Camden survives pressure

Posted March 02, 2009, at 10:24 p.m.

PORTLAND, Maine — The Camden Hills boys basketball team would have been content with the coronation many fans anticipated at the Class B state championships Friday night.

But having to earn their gold ball the hard way — by pulling away in the fourth quarter — certainly made the final act to a perfect season feel all the more rewarding.

“It was a different feeling,” said Windjammers’ sophomore center Tyler McFarland, whose 15 points, 14 rebounds and four blocked shots helped Camden Hills outlast Cape Elizabeth 62-49 in the Class B final at the Cumberland County Civic Center.

“I haven’t been in any games like this at all this year. I’d been in a couple last year, but this year when it was close like it was I felt a little tense and I wasn’t that relaxed.

“I just wanted that gold ball so bad.”

Camden Hills earned its fifth state title in the last 11 years under longtime coach Jeff Hart, and first since 2005 with an inspired effort required by the persistence of a Cape Elizabeth team that was back in the final for the second straight year.

The Capers jumped on the Windjammers early, forcing 14 first-half turnovers by pressing a team known for its own fullcourt pressure.

“I think we had a few jitters,” said Camden Hills senior forward Gordon Fischer. “They played a press, and we hadn’t really faced too many presses all season except in practice, so we had to adjust.”

The Windjammers eventually got used to Cape Elizabeth’s pressure, and also did what great teams always do — capitalize on an opportunity.

Two of the Capers’ top players, Alex Bowie and Andrew Dickey, each picked up his third foul within a 13-second span late in the first half.

They remained on the bench to start the third quarter, just long enough for Camden Hills to change the game’s complexion with a 10-0 run that helped turn a 25-21 deficit into a 33-27 lead.

“The kids getting in foul trouble like that really disrupted the flow of what we do because we didn’t have the same depth they have,” said Cape Elizabeth coach Jim Ray. “Some of our younger guys stepped up and played some decent minutes, but we can’t afford to be without Bowie and Dickey on the floor for very long. They provide a level of calm that we needed, and not having that hurt.”

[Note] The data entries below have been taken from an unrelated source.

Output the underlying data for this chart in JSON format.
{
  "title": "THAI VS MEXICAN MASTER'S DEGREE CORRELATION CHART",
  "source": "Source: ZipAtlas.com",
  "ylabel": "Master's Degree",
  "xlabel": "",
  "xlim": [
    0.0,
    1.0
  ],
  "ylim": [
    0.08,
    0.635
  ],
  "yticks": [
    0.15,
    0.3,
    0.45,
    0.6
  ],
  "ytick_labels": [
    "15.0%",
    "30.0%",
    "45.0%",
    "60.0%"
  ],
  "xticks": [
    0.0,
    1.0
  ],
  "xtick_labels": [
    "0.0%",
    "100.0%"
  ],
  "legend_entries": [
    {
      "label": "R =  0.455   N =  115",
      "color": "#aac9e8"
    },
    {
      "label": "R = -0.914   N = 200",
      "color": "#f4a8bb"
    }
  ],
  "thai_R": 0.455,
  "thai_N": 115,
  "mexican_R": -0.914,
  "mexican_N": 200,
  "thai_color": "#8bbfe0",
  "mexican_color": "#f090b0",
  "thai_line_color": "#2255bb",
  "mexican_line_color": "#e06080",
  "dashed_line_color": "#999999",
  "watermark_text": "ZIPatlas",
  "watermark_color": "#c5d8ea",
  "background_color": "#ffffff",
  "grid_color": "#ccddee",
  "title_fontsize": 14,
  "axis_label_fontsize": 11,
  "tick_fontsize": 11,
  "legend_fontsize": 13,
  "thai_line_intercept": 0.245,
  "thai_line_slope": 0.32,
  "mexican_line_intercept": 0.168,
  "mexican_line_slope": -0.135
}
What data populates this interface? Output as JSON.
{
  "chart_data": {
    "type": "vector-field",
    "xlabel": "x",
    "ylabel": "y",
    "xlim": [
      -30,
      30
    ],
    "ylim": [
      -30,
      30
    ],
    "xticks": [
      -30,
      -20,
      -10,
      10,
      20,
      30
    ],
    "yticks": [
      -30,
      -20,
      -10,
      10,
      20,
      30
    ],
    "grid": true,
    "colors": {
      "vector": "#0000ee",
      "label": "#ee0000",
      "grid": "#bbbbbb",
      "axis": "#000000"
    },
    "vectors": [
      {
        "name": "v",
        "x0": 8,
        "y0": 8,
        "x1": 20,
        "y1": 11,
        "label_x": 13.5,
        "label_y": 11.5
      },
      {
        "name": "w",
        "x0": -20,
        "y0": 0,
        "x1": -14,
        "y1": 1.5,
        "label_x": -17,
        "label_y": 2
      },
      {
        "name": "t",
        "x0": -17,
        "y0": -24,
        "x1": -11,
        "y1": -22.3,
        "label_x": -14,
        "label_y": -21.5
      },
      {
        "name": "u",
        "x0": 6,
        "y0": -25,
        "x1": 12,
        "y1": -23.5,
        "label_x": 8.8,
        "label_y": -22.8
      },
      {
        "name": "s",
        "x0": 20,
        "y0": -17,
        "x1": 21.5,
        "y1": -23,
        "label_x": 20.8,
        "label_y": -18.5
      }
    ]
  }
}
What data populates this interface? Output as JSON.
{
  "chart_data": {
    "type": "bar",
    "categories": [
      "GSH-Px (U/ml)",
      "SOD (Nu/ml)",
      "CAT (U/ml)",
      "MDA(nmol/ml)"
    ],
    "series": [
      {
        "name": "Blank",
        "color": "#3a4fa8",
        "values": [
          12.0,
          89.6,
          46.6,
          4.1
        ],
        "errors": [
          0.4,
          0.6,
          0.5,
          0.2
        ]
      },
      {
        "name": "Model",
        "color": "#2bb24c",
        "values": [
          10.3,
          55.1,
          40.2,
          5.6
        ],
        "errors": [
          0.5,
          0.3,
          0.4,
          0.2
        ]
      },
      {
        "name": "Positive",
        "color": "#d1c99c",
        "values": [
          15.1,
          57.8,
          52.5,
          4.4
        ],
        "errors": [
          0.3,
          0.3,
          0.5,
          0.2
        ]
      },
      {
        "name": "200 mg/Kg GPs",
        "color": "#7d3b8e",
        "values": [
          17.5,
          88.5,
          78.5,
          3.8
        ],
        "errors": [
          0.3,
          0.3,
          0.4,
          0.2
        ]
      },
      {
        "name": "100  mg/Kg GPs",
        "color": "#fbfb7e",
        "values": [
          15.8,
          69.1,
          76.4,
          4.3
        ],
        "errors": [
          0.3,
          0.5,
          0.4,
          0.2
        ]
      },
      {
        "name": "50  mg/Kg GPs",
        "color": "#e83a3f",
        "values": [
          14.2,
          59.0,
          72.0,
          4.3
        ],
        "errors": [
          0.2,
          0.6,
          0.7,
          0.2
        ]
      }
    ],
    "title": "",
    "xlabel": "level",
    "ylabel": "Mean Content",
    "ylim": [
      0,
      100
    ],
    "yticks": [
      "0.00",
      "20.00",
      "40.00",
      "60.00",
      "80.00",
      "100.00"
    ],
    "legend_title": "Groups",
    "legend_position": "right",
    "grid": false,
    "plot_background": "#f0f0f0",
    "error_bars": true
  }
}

Camden Hills countered with its own measure of calm in Fischer, the 6-foot-6 senior who scored six of his team’s points during the third-quarter run.

“We just started attacking on the boards, because I think they surprised us in the first half with how tough they were on the boards,” said Fischer, who finished with 22 points — 16 in the second half — to go with seven rebounds and four blocks. “We had to regroup and get back to our game plan of running the floor, attacking the hoop and getting turnovers.”

Fischer came up even larger in the fourth quarter, scoring eight quick points and feeding classmate Kiefer Lammi for another basket as Camden Hills stretched a 39-38 lead to 51-44.

“They came out in a 2-2-1 zone, and I started getting the ball in the middle and that really opened things up because I felt wide open and had that little runner going,” said Fischer, the Kennebec Valley Athletic Conference Class B player of the year. “Then I just kept attacking the hoop trying to get layups.”

Cape Elizabeth, the No. 4 seed in Western B, never got closer than five points the rest of the way.

“We ran out of gas, I think,” said Ray. “It’s hard to keep bringing what we wanted to do at them without having the depth they had. It wears you down, and it’s every possession, every possession, every possession. A few easy baskets — and nothing’s easy in a game like this — but very makeable shots really could have helped, both in the first half and the second half.

“But they keep coming, and they’ve got the speed, the size and the strength.”

For the Windjammers, it was the desired end to a season that for them could have no other ending.

Their run through Eastern B was so dominant that many fans considered Camden Hills the best team in the state this year regardless of class. To fall short of a state championship would have been considered a major disappointment.

But in the end there were no tears of disappointment for the Windjammers, only tears of joy.

“That’s just the best feeling in the world,” said Fischer, who will play at Colby College in Waterville next fall. “It’s kind of sad that it has to end, but it couldn’t have ended in a better way.”